[Vision2020] Daniel C. Dennett On Separation of Church And State

Chasuk chasuk at gmail.com
Sun Sep 7 20:53:09 PDT 2008


I owe no particular allegiance to the past, so the reconstructed
intentions of our founders aren't keenly relevant to me.  The nation
they conceived and which was born of their disparate intentions has
fortunately evolved, so that being a white male property owner is no
longer a requirement to enjoy the full benefits of citizenship.

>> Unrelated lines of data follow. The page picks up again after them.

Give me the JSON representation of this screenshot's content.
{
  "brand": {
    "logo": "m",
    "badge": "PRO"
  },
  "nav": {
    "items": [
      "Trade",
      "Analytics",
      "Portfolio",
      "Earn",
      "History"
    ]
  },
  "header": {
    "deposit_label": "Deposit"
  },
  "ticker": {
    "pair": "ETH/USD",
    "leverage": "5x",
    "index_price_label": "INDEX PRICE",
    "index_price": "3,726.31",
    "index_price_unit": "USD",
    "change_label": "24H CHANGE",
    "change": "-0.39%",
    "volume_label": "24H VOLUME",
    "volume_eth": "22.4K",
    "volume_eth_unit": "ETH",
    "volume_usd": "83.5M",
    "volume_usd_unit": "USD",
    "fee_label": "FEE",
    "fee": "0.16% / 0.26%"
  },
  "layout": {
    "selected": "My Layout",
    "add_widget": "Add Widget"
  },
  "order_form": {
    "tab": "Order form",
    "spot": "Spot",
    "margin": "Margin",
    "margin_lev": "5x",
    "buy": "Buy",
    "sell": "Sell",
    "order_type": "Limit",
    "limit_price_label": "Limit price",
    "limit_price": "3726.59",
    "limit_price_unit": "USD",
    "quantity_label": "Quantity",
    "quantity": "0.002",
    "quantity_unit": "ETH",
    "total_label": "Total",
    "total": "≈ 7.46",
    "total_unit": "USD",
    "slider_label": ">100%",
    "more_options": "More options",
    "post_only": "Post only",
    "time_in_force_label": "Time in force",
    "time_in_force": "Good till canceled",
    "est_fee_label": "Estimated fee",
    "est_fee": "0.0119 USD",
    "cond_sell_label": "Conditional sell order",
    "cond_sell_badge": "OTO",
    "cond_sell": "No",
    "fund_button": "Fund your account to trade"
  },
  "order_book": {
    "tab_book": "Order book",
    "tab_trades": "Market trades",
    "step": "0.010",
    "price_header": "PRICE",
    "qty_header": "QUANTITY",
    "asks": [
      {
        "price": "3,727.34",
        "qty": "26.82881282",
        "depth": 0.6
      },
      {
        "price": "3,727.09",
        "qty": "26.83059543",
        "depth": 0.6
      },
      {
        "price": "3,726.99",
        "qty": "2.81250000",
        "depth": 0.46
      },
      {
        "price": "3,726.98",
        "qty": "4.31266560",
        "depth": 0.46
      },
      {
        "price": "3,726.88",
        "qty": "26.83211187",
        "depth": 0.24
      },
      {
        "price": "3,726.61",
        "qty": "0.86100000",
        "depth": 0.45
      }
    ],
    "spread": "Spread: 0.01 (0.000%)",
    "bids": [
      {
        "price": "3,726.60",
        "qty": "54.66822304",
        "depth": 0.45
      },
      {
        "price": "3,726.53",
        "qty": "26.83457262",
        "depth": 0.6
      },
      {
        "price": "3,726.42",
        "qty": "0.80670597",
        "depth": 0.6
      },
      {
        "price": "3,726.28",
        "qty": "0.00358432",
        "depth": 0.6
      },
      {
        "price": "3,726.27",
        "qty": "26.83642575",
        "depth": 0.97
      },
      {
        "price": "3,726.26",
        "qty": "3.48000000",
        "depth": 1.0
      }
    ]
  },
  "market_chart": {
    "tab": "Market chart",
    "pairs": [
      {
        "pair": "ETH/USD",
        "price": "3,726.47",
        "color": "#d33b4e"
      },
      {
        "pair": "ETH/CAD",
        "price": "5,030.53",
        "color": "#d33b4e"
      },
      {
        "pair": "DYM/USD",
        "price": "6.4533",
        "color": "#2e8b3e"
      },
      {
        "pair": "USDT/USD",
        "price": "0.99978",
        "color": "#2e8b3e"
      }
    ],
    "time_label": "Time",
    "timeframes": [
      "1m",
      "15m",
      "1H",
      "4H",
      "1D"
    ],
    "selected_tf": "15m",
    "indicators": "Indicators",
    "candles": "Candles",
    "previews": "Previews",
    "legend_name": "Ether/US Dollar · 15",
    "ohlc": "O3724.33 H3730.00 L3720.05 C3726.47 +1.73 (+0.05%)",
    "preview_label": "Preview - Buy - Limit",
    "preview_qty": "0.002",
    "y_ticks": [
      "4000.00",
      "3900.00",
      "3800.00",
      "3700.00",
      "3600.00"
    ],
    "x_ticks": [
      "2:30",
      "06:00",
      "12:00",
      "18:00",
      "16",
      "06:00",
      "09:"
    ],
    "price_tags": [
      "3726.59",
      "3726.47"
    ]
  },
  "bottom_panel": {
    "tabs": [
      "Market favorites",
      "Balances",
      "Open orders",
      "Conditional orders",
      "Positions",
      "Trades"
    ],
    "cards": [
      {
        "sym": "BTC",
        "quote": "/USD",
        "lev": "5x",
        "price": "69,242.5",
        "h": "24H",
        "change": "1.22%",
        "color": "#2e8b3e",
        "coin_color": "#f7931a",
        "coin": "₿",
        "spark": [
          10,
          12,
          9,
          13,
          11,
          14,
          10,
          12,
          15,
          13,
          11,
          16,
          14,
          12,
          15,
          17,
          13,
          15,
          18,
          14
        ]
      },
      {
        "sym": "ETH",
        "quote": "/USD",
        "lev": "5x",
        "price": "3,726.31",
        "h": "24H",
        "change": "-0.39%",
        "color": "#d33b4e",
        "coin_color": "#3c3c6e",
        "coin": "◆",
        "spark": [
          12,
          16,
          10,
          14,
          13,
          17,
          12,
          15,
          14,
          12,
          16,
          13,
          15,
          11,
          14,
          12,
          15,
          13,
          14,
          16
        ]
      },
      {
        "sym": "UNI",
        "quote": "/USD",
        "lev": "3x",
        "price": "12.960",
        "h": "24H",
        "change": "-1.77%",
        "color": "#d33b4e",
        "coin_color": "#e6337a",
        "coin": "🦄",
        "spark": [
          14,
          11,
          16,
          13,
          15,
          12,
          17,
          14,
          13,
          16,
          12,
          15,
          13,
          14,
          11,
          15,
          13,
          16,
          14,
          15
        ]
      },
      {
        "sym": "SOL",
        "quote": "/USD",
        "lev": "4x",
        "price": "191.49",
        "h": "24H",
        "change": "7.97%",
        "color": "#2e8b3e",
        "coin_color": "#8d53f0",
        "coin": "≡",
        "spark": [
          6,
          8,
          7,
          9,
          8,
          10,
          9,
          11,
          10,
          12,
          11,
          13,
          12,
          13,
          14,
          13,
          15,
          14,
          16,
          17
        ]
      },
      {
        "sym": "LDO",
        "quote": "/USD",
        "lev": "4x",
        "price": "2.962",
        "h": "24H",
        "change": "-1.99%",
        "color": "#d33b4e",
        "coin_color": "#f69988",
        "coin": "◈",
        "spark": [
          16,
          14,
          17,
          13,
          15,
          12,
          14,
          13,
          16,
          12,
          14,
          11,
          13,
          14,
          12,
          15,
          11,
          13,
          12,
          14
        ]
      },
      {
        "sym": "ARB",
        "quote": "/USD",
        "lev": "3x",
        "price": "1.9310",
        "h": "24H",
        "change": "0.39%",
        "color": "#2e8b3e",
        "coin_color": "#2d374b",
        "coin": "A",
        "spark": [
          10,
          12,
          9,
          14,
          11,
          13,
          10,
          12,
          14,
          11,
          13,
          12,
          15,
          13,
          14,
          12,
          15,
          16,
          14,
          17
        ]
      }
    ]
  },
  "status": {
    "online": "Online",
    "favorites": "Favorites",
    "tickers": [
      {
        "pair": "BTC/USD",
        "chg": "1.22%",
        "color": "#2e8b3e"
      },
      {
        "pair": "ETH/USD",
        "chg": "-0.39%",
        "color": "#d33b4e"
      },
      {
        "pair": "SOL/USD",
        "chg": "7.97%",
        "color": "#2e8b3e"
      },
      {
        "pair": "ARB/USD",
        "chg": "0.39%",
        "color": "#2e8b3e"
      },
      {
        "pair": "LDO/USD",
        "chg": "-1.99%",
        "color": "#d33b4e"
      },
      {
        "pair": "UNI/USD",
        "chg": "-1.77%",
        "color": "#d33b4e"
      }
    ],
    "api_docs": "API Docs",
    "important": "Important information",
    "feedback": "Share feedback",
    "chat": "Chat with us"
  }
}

As a complete secularist, I don't include God or the supernatural in
any equation that governs my life.  Further, as I have indicated
above, that some of our founders did -- arguably the majority -- is of
only historical interest.  "Rights" are something that humans invented
that they sometimes wax poetic about.  For rights to exist in any form
other than the uselessly ephemeral, they must be enforced and
maintained.  Deities don't do the enforcing, people do.  In this
modern era, governments are the primary instruments of enforcement.
Theoretically, this isn't a bad thing, as governments are supposed to
derive their power from the will of the people.

I don't want to live in a white Christian hegemony, even if that's
what this nation was in times of yore (yesterday, relatively
speaking), even if that was the intention of our founders.  Humanity
has  evolved beyond that.  "Rights" are now extended to blacks and
women and to nearly everyone who was previously dispossessed due to
the superstitions and prejudices that were acceptable -- or the norm
-- in bygone eras.  Too many religious institutions dogmatically
preserve all that was bad about our past.

More people understand this than not, even if only intuitively.  That
enshrines it, for me, as a worthy democratic principle.

Democracy before faith?  That gets my vote, especially when the
alternative is a return to a medieval brand of Christianity on the
shores of a country that I love, however critical I may be of it.